Football in the Family

As I've written before, football has changed to an incredible degree over the past decades. Players are paid more, top level grounds are of much better quality for players and spectators and just about every professional game in England is filmed for posterity. Often, the past is made to look overly romantic by people who weren't there, much like many aspects of life.

Journalist and broadcaster Gary Imlach's My Father and Other Working Class Football Heroes is a book I really should have read a long, long time ago. The central thread seems to be one of regret of a son not asking his dad more questions when they had the chance, and a mission to fill in the blanks of his own knowledge of the old boy's life, but there's also plenty on the realities of being a footballer in the post-war era.

Stewart Imlach was a genuine football star of the late 1950s, playing for Scotland at the 1958 World Cup and starring for Nottingham Forest when they won the 1959 FA Cup. A long way from his roots in a Scottish fishing village, the kind of place everyone leaves, not moves to. A star in youth football, he was picked up by Bury, quickly making a name as a quick left winger. Becoming a much watched player, he's soon on his way to Derby County, a move which doesn't work out, and he's passed onto Forest, where he plays his part in the their last shot of glory before the Clough years.

In that game, he was considered by most witnesses, including the legendary Stanley Matthews, to be the Man of the Match. He was a hero at the top of his game playing for a team with the potential to win further honours. However, football being as it was at the time, within a matter of years, he has dropped down two divisions through various managers' whims. At Coventry City, he is sold on by the man who did more for players' rights than just about anyone - Jimmy Hill. The author manages to interview the man, and is initially shocked when he can't remember the exact details of why he didn't want his dad - only to reflect that Hill would have dealt with hundreds of footballers over his long career.

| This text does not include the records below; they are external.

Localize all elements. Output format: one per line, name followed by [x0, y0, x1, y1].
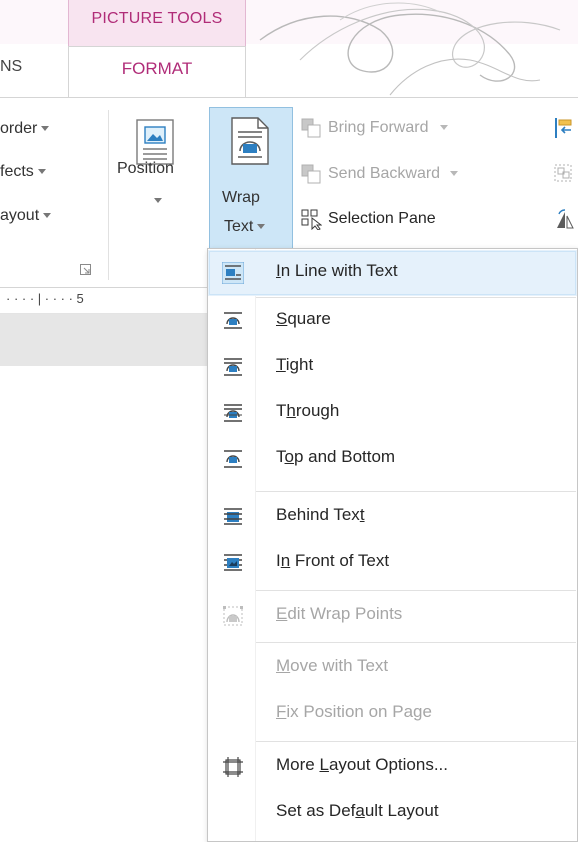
- menu-separator: [256, 741, 576, 742]
- align-icon[interactable]: [553, 116, 575, 140]
- send-backward-button[interactable]: Send Backward: [328, 165, 459, 183]
- menu-item-edit-wrap-points[interactable]: Edit Wrap Points: [208, 593, 577, 639]
- chevron-down-icon: [37, 169, 46, 175]
- menu-item-label: Move with Text: [276, 656, 389, 675]
- wrap-square-icon: [224, 312, 242, 329]
- selection-pane-icon: [301, 209, 322, 230]
- menu-item-in-front-of-text[interactable]: In Front of Text: [208, 540, 577, 586]
- tab-format[interactable]: FORMAT: [68, 46, 246, 98]
- chevron-down-icon: [257, 224, 266, 230]
- menu-item-set-as-default-layout[interactable]: Set as Default Layout: [208, 790, 577, 836]
- chevron-down-icon: [154, 198, 162, 203]
- wrap-label-1: Wrap: [222, 189, 260, 206]
- menu-item-top-and-bottom[interactable]: Top and Bottom: [208, 436, 577, 482]
- menu-item-more-layout-options[interactable]: More Layout Options...: [208, 744, 577, 790]
- menu-separator: [256, 642, 576, 643]
- position-button[interactable]: Position: [117, 160, 174, 178]
- wrap-text-menu: In Line with Text Square Tight Through T…: [207, 248, 578, 842]
- border-label: order: [0, 120, 38, 137]
- edit-wrap-points-icon: [223, 606, 243, 626]
- menu-item-label: More Layout Options...: [276, 755, 449, 774]
- menu-item-in-line-with-text[interactable]: In Line with Text: [208, 250, 577, 296]
- bring-forward-icon: [301, 118, 321, 138]
- position-icon: [136, 119, 174, 165]
- chevron-down-icon: [450, 171, 459, 177]
- menu-item-label: Tight: [276, 355, 314, 374]
- tab-design-partial[interactable]: NS: [0, 58, 22, 76]
- ruler-marks: · · · · | · · · · 5: [6, 291, 84, 306]
- menu-item-label: Top and Bottom: [276, 447, 396, 466]
- group-icon[interactable]: [553, 162, 575, 186]
- layout-options-icon: [223, 757, 243, 777]
- chevron-down-icon: [41, 126, 50, 132]
- menu-item-fix-position-on-page[interactable]: Fix Position on Page: [208, 691, 577, 737]
- menu-item-label: In Line with Text: [276, 261, 398, 280]
- tab-format-label: FORMAT: [121, 59, 193, 78]
- menu-item-square[interactable]: Square: [208, 298, 577, 344]
- wrap-text-icon: [231, 117, 269, 165]
- dialog-launcher-icon[interactable]: [80, 264, 92, 276]
- send-backward-label: Send Backward: [328, 165, 441, 182]
- menu-item-label: Square: [276, 309, 331, 328]
- layout-label: ayout: [0, 207, 40, 224]
- decorative-swirl: [259, 2, 561, 96]
- effects-label: fects: [0, 163, 34, 180]
- rotate-icon[interactable]: [553, 208, 575, 232]
- menu-item-label: Edit Wrap Points: [276, 604, 403, 623]
- chevron-down-icon: [440, 125, 449, 131]
- picture-tools-label: PICTURE TOOLS: [91, 10, 223, 27]
- in-front-of-text-icon: [224, 554, 242, 571]
- menu-item-tight[interactable]: Tight: [208, 344, 577, 390]
- border-button[interactable]: order: [0, 120, 50, 138]
- selection-pane-label: Selection Pane: [328, 210, 436, 227]
- group-separator: [108, 110, 109, 280]
- picture-tools-group: PICTURE TOOLS: [68, 0, 246, 46]
- effects-button[interactable]: fects: [0, 163, 46, 181]
- menu-item-behind-text[interactable]: Behind Text: [208, 494, 577, 540]
- wrap-top-bottom-icon: [224, 450, 242, 468]
- inline-with-text-icon: [222, 262, 244, 284]
- wrap-tight-icon: [224, 358, 242, 376]
- chevron-down-icon: [43, 213, 52, 219]
- menu-item-through[interactable]: Through: [208, 390, 577, 436]
- layout-button[interactable]: ayout: [0, 207, 52, 225]
- menu-separator: [256, 590, 576, 591]
- behind-text-icon: [224, 508, 242, 525]
- bring-forward-label: Bring Forward: [328, 119, 429, 136]
- wrap-through-icon: [224, 404, 242, 422]
- bring-forward-button[interactable]: Bring Forward: [328, 119, 449, 137]
- position-label: Position: [117, 160, 174, 177]
- menu-item-move-with-text[interactable]: Move with Text: [208, 645, 577, 691]
- menu-item-label: In Front of Text: [276, 551, 390, 570]
- send-backward-icon: [301, 164, 321, 184]
- menu-item-label: Fix Position on Page: [276, 702, 432, 721]
- menu-separator: [256, 491, 576, 492]
- wrap-text-dropdown[interactable]: Text: [224, 218, 266, 236]
- menu-item-label: Set as Default Layout: [276, 801, 439, 820]
- selection-pane-button[interactable]: Selection Pane: [328, 210, 436, 228]
- wrap-label-2: Text: [224, 218, 254, 235]
- menu-item-label: Behind Text: [276, 505, 365, 524]
- menu-item-label: Through: [276, 401, 340, 420]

Where the book succeeds best is showing the life the players had: Imlach Snr spent his summers doing various joinery jobs to bring in extra cash, he first finds out about his transfer by reading it in the local paper and there's the fact that Scottish players lost out financially from being in the squad that went to the World Cup. There's also vindictive managers and those that run the game treating players as little more than serfs due to the "Retain and Transfer" system that they were so reluctant to scrap, despite it turning out to be infringing on players' rights as workers.

Towards the end of the book, Gary Imlach works on trying to get his father awarded an actual "cap" from the Scottish FA: at the time, they were only given to players who played in a "Home" international against England, Wales or Northern Ireland. Even in the modern era, the authorities remain obstructive and inept. An English company makes him a replica instead, much to the old player's pride. That the Scottish FA should behave in such a way towards a man who represented his country with honour comes across as contemptible.

My Father and Other Working Class Football Heroes works excellently as a biography and a general football book - essential reading for fans of the game.